Selon des sources de l’ANC, d’historiens, de journalistes ou de juristes, la pression internationale a également influencé le verdict, ce que pense également Oliver Tambo à Londres, mais ce que ne relèvent pas d’autres historiens traitant du procès de Rivonia.
Pour Nelson Mandela, si le ministre de la Justice John Vorster souhaitait bien qu’il soit condamné à mort, le juge avait pour sa part peut-être été influencé par les protestations internationales comme celles du syndicat des dockers, qui avait menacé de ne plus charger les marchandises pour l’Afrique du Sud, ou par les protestations d’une cinquantaine de membres du congrès américain et du Parlement britannique. Le fait qu’aucune action de guérilla n’avait débuté et que l’ANC et MK avaient été considérées comme des entités séparées par le juge, auraient été aussi, selon l’analyse de Mandela, une raison de la « clémence » relative du verdict. Le Premier ministre Hendrik Verwoerd déclara devant le Parlement sud-africain qu’aucune protestation de quelque origine qu’elle fût n’avait influencé le jugement, et encore moins la lettre et les télégrammes que lui-même avait reçus de Léonid Brejney et des pays socialistes, lesquels avaient, selon sa déclaration, fini à la poubelle. Juste avant le verdict, Alan Paton, chef du Parti Libéral avait déposé auprès du juge de Wet une requête d’indulgence.

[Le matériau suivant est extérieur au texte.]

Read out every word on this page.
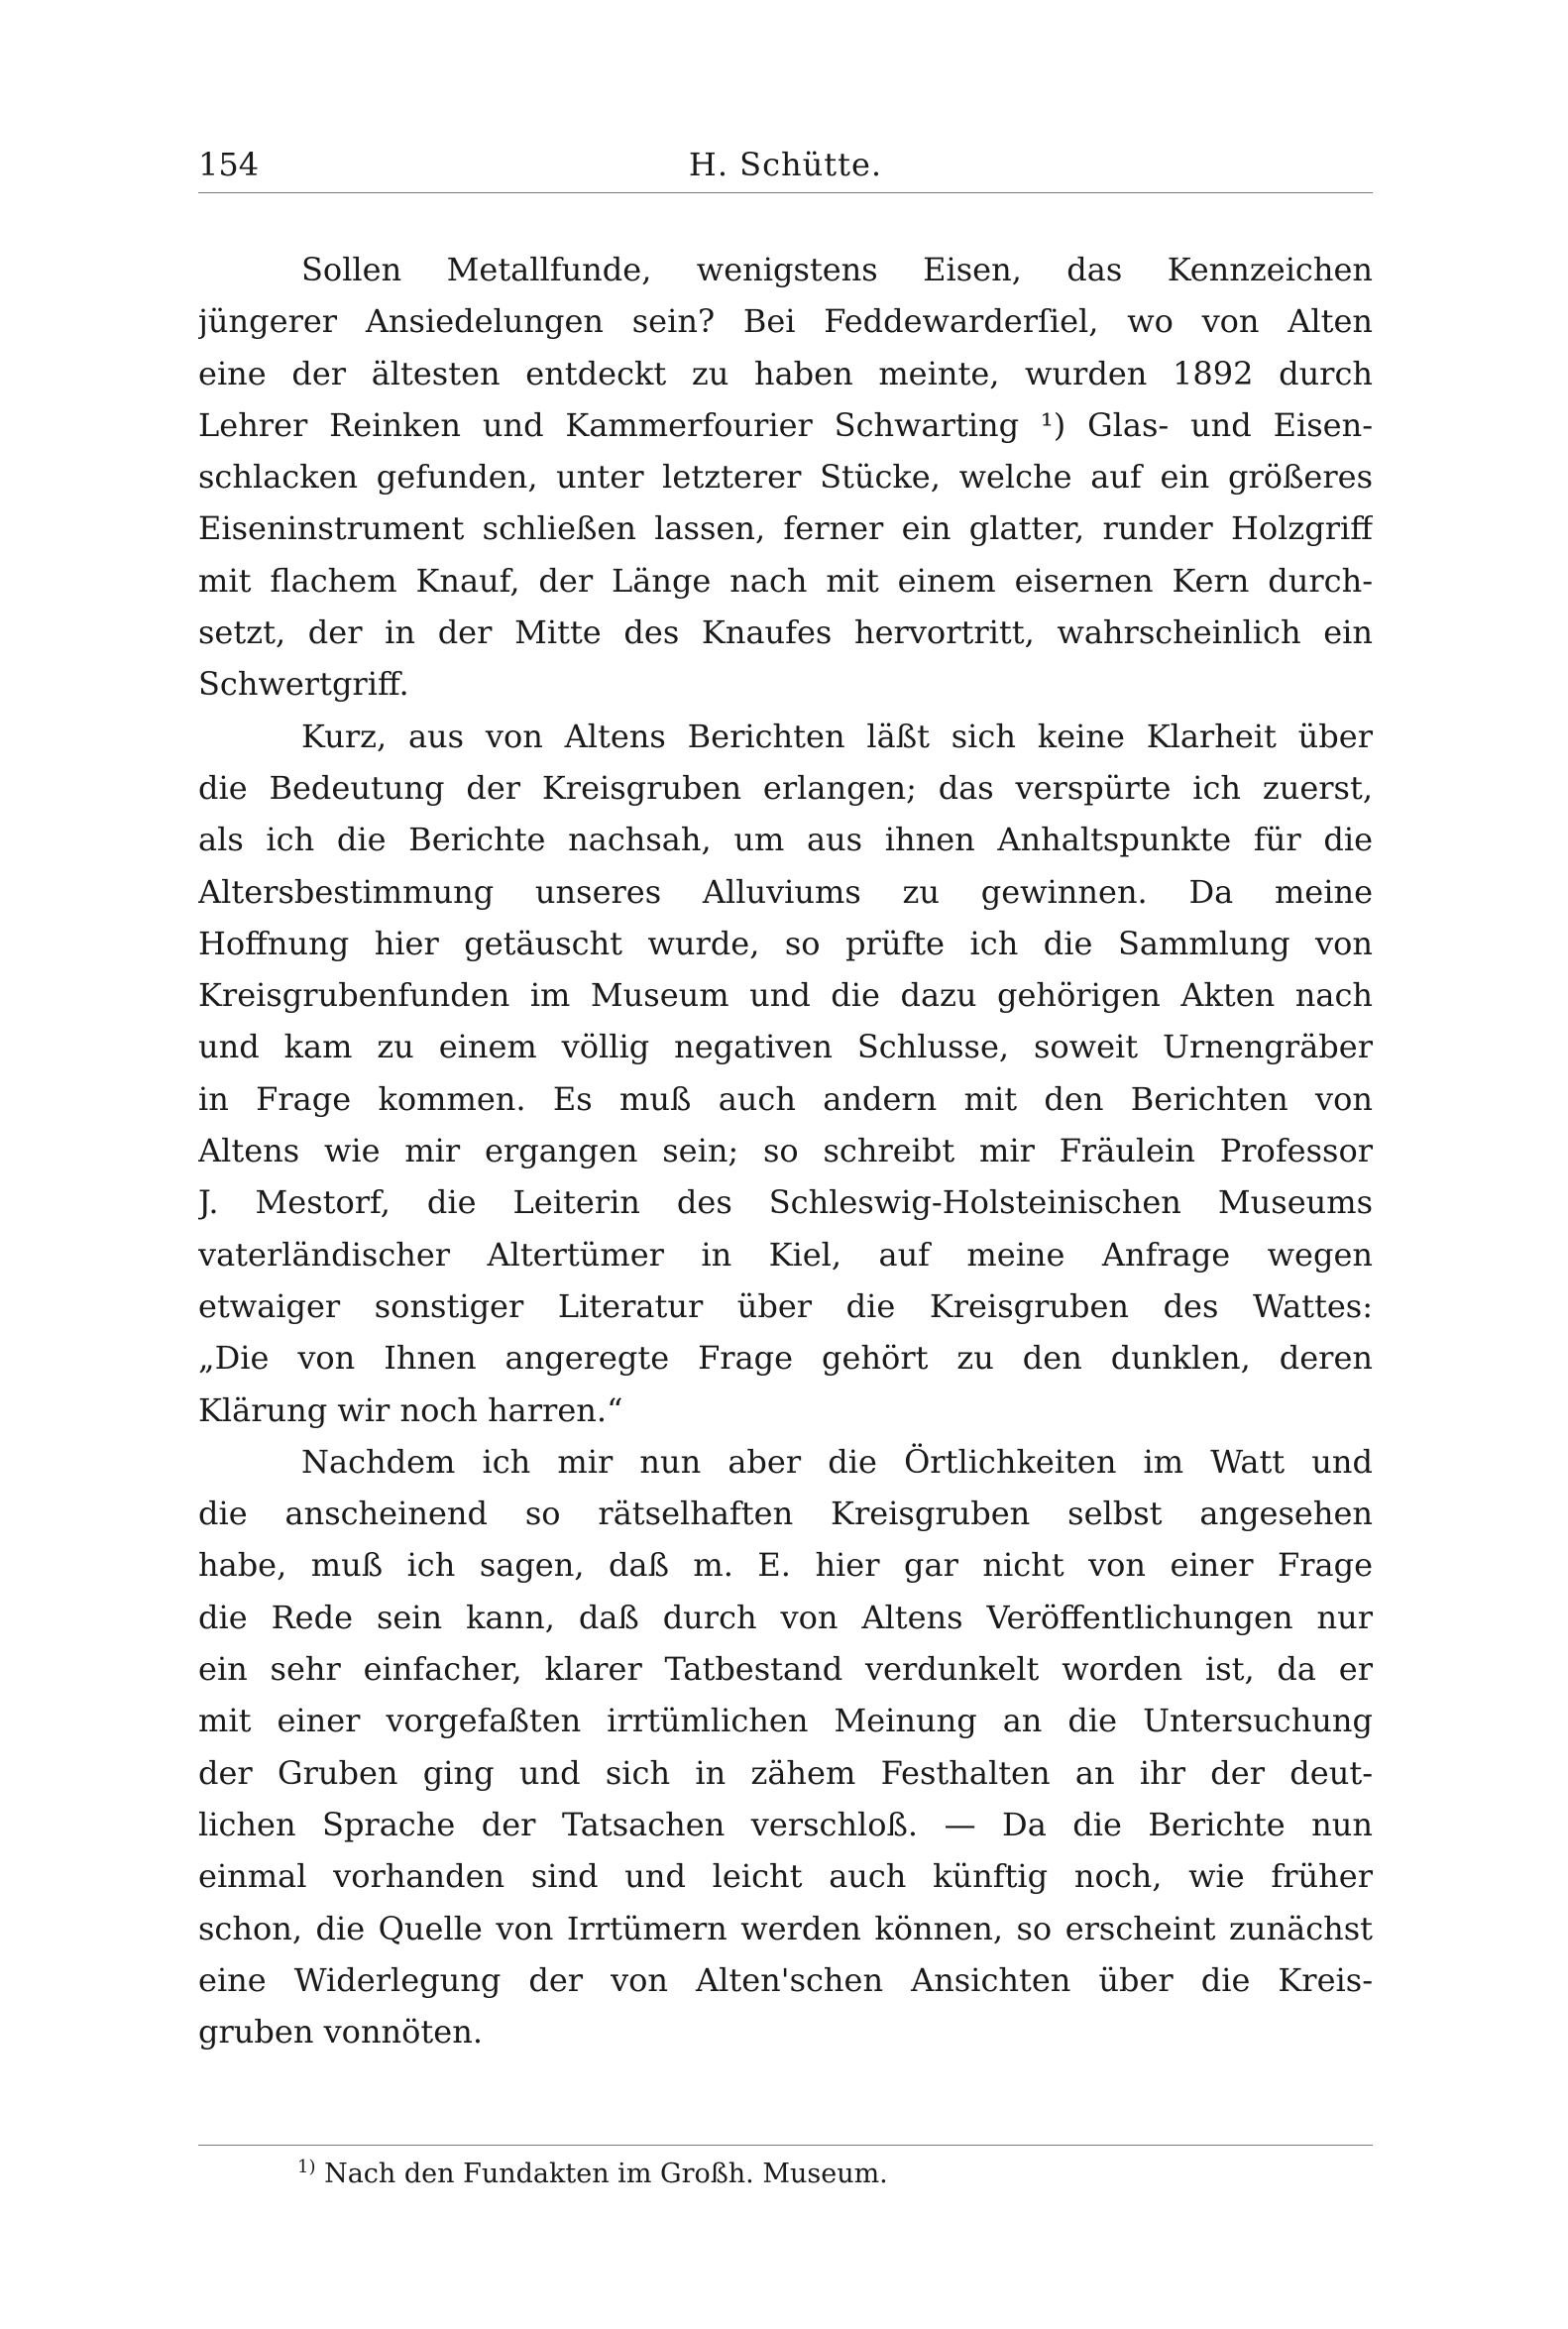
154	H. Schütte.
Sollen Metallfunde, wenigstens Eisen, das Kennzeichen
jüngerer Ansiedelungen sein? Bei Feddewarderſiel, wo von Alten
eine der ältesten entdeckt zu haben meinte, wurden 1892 durch
Lehrer Reinken und Kammerfourier Schwarting ¹) Glas- und Eisen-
schlacken gefunden, unter letzterer Stücke, welche auf ein größeres
Eiseninstrument schließen lassen, ferner ein glatter, runder Holzgriff
mit flachem Knauf, der Länge nach mit einem eisernen Kern durch-
setzt, der in der Mitte des Knaufes hervortritt, wahrscheinlich ein
Schwertgriff.
Kurz, aus von Altens Berichten läßt sich keine Klarheit über
die Bedeutung der Kreisgruben erlangen; das verspürte ich zuerst,
als ich die Berichte nachsah, um aus ihnen Anhaltspunkte für die
Altersbestimmung unseres Alluviums zu gewinnen. Da meine
Hoffnung hier getäuscht wurde, so prüfte ich die Sammlung von
Kreisgrubenfunden im Museum und die dazu gehörigen Akten nach
und kam zu einem völlig negativen Schlusse, soweit Urnengräber
in Frage kommen. Es muß auch andern mit den Berichten von
Altens wie mir ergangen sein; so schreibt mir Fräulein Professor
J. Mestorf, die Leiterin des Schleswig-Holsteinischen Museums
vaterländischer Altertümer in Kiel, auf meine Anfrage wegen
etwaiger sonstiger Literatur über die Kreisgruben des Wattes:
„Die von Ihnen angeregte Frage gehört zu den dunklen, deren
Klärung wir noch harren.“
Nachdem ich mir nun aber die Örtlichkeiten im Watt und
die anscheinend so rätselhaften Kreisgruben selbst angesehen
habe, muß ich sagen, daß m. E. hier gar nicht von einer Frage
die Rede sein kann, daß durch von Altens Veröffentlichungen nur
ein sehr einfacher, klarer Tatbestand verdunkelt worden ist, da er
mit einer vorgefaßten irrtümlichen Meinung an die Untersuchung
der Gruben ging und sich in zähem Festhalten an ihr der deut-
lichen Sprache der Tatsachen verschloß. — Da die Berichte nun
einmal vorhanden sind und leicht auch künftig noch, wie früher
schon, die Quelle von Irrtümern werden können, so erscheint zunächst
eine Widerlegung der von Alten'schen Ansichten über die Kreis-
gruben vonnöten.
$^{1)}$ Nach den Fundakten im Großh. Museum.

Le Conseil de sécurité des Nations unies condamne le procès de Rivonia et commence à s’engager vers la recommandation de sanctions internationales contre l’Afrique du Sud
La résolution 181 d’août 1963 du Conseil de sécurité de l’ONU condamnait l’apartheid et demandait à tous les États d’arrêter volontairement leurs ventes d’armes à l’Afrique du Sud mais cette demande n’est jamais contraignante avant la résolution 418 du 04 novembre 1977, imposant un embargo sur les ventes d’armes.
Une pétition internationale recueillit les signatures de 143 personnalités appelant la communauté internationale à dénoncer non seulement les arrestations, mais les législations de l’apartheid.

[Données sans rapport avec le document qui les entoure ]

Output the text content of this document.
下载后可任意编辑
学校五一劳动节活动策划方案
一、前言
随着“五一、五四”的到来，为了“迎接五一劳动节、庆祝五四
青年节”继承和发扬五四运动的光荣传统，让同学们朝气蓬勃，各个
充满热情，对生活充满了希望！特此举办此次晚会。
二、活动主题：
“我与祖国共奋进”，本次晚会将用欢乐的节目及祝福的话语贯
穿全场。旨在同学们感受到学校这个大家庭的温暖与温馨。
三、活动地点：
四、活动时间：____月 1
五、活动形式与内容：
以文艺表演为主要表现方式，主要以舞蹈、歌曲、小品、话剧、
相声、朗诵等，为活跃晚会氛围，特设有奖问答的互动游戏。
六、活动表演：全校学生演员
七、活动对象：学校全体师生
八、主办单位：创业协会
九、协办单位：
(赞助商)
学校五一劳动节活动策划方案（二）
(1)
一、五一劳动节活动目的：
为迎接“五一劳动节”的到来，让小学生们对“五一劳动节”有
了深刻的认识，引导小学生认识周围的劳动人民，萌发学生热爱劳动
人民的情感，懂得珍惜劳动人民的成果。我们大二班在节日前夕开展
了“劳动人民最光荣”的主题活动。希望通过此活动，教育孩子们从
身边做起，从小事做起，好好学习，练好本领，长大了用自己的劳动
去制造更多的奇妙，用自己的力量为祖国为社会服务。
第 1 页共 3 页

En 1964, la résistance se retrouve décapitée. Les attaques armées de MK en territoire sud-africain cessent et ne reprendront véritablement qu’en 1976. Tandis que les pays du Commonwealth prennent leur distance, le gouvernement sud-africain, loin d’être sanctionné, profite des années de prospérité économique pour encourager l’immigration européenne et développer son industrie et son armement avec l’Allemagne et la France, avec le soutien des États-Unis au nom de la lutte contre le communisme.

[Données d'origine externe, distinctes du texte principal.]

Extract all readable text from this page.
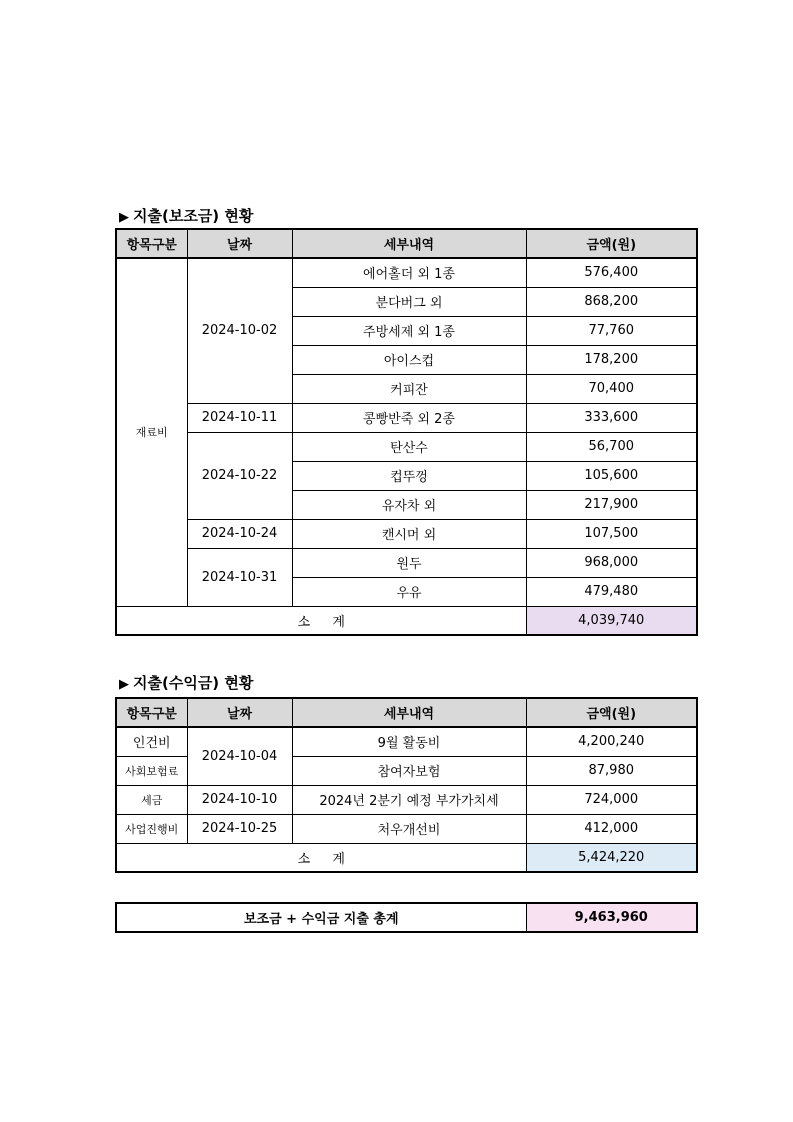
▶ 지출(보조금) 현황
항목구분	날짜	세부내역	금액(원)
재료비	2024-10-02	에어홀더 외 1종	576,400
		분다버그 외	868,200
		주방세제 외 1종	77,760
		아이스컵	178,200
		커피잔	70,400
	2024-10-11	콩빵반죽 외 2종	333,600
	2024-10-22	탄산수	56,700
		컵뚜껑	105,600
		유자차 외	217,900
	2024-10-24	캔시머 외	107,500
	2024-10-31	원두	968,000
		우유	479,480
소 계			4,039,740
▶ 지출(수익금) 현황
항목구분	날짜	세부내역	금액(원)
인건비	2024-10-04	9월 활동비	4,200,240
사회보험료		참여자보험	87,980
세금	2024-10-10	2024년 2분기 예정 부가가치세	724,000
사업진행비	2024-10-25	처우개선비	412,000
소 계			5,424,220
보조금 + 수익금 지출 총계	9,463,960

Verwoerd intensifie l’application de sa politique de séparation forcée en procédant à de nombreuses expulsions de populations noires vers les zones qui leur sont attribuées afin que de bonnes terres soient développées ou habitées par les Blancs. Un système de contrat oblige les salariés noirs de l’industrie à vivre dans des résidences dortoirs au sein des townships, loin de leurs familles demeurées en zone rurale. Les conséquences pour ces populations sont souvent catastrophiques au niveau social tandis que la population carcérale atteint cent mille personnes, un des taux les plus élevés au monde.
Entre 1960 et 1980, ce sont plus de trois millions et demi de paysans noirs qui sont dépossédés de leurs terres sans aucun dédommagement pour devenir un réservoir de main-d’œuvre bon marché et ne plus être des concurrents pour les fermiers blancs.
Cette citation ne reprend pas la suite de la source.